A mesma menina, mas por vezes outra, abriam a porta e chamavam sempre, ou por uma senhora, ou por um José, que teimava em não ser Calheiros…e eu continuava à espera!
As pessoas eram atendidas e iam-se embora, outras chegavam e eu continuava à espera. Este jogo de cadeiras na sala de espera do hospital da minha terra parecia mais uma actividade de tempos livres para idosos, fazendo com que eu, com trinta e nove anos, me sentisse um puto.
No vai e vem de gente, naquela sala, nem uma mulher jovem e gira, para eu encher o “papo” e me sentir apreciado e melhor passar o tempo…sim, vivo nesta ilusão, fruto de meia dúzia de elogios recebidos entre 1989 e 1993.
São dez horas e vinte e cinco minutos, e por detrás da porta aparece novamente a menina, a chamar:
- Sr. José…
E eu completo - …Calheiros. José Calheiros!
E a menina continua -… António Azevedo.
Ainda não era a minha vez. E cansado de estar de pé, sento-me; e cansado de estar sentado, levanto-me, e por mim passa a Dona Rosa, pessoa que quando fico até mais tarde no trabalho, aparece para limpar o gabinete.
- Olá, bom dia! – Cumprimenta-me.
- Olá Dona Rosa, por aqui?! Está tudo bem?
Após esta pergunta inocente, carregada de boa educação e acompanhada por um sorriso, Dona Rosa metralha-me com todos os seus problemas de saúde (como se lhe dessem algum conforto e sentido à vida), mais os da sua cunhada, que ainda consegue estar em pior estado!
- Sr. José! Sr. José Calheiros, é a sua vez. – Chama-me a menina, protegida pela porta.
Depois de ouvir a Dona Rosa, hesitei em responder ao chamamento da menina…sentia-me com saúde para dar e vender, mas lá entrei, já sem saber do que me queixar ao Sr. Doutor!

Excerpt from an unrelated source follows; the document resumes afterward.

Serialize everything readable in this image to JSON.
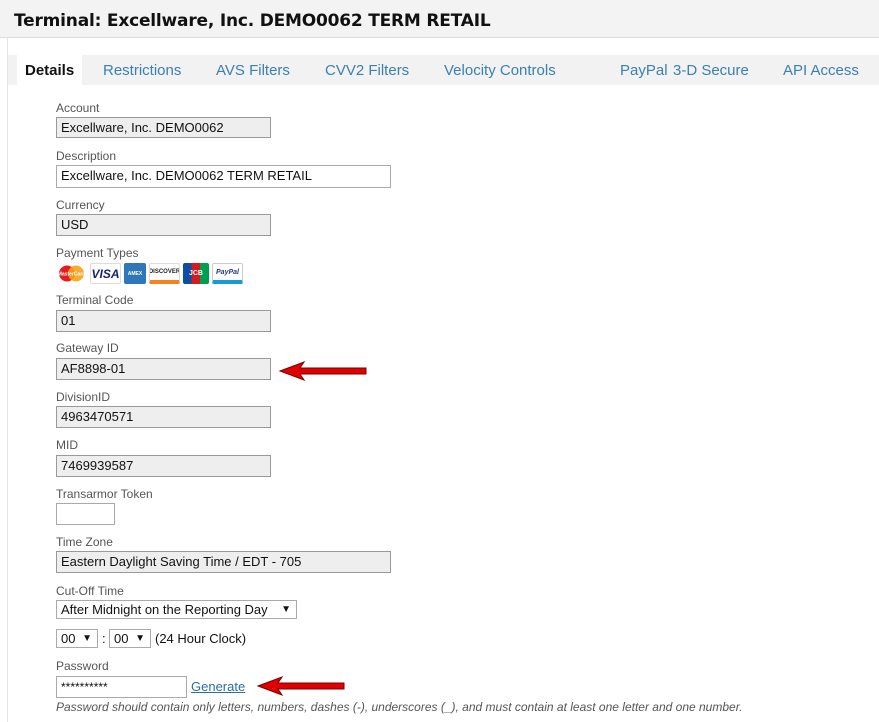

Saí do Hospital da Trofa às dez horas e quarenta e nove minutos. Dos três encontros marcados para depois da consulta, o primeiro dos quais ás dez horas, cheguei atrasado, tendo estas pessoas chegado atrasadas ao seus compromissos posteriores.
À noite nas notícias, ouço, “Barack Obama, está há três horas, à espera de Sérgio Humberto, candidato vencedor à Câmara da Trofa, para uma reunião!”.
Ups, ainda bem que não cheguei atrasado…à consulta!

domingo, 13 de outubro de 2013

Politicamente (in)correcto.

Zé Nabo é um homem responsável, que zela pela família e tenta transmitir os mesmos valores que recebeu de seu pai, o respeito pelos outros e a ter uma vida honesta, sem enganos. Abomina de tal forma a mentira, que ainda hoje tem dificuldades em adormecer, pelo facto de um dia um estranho lhe perguntar o caminho para o registo civil e ele dizer para seguir em frente e virar à direita na quarta rua, quando deveria virar na quinta.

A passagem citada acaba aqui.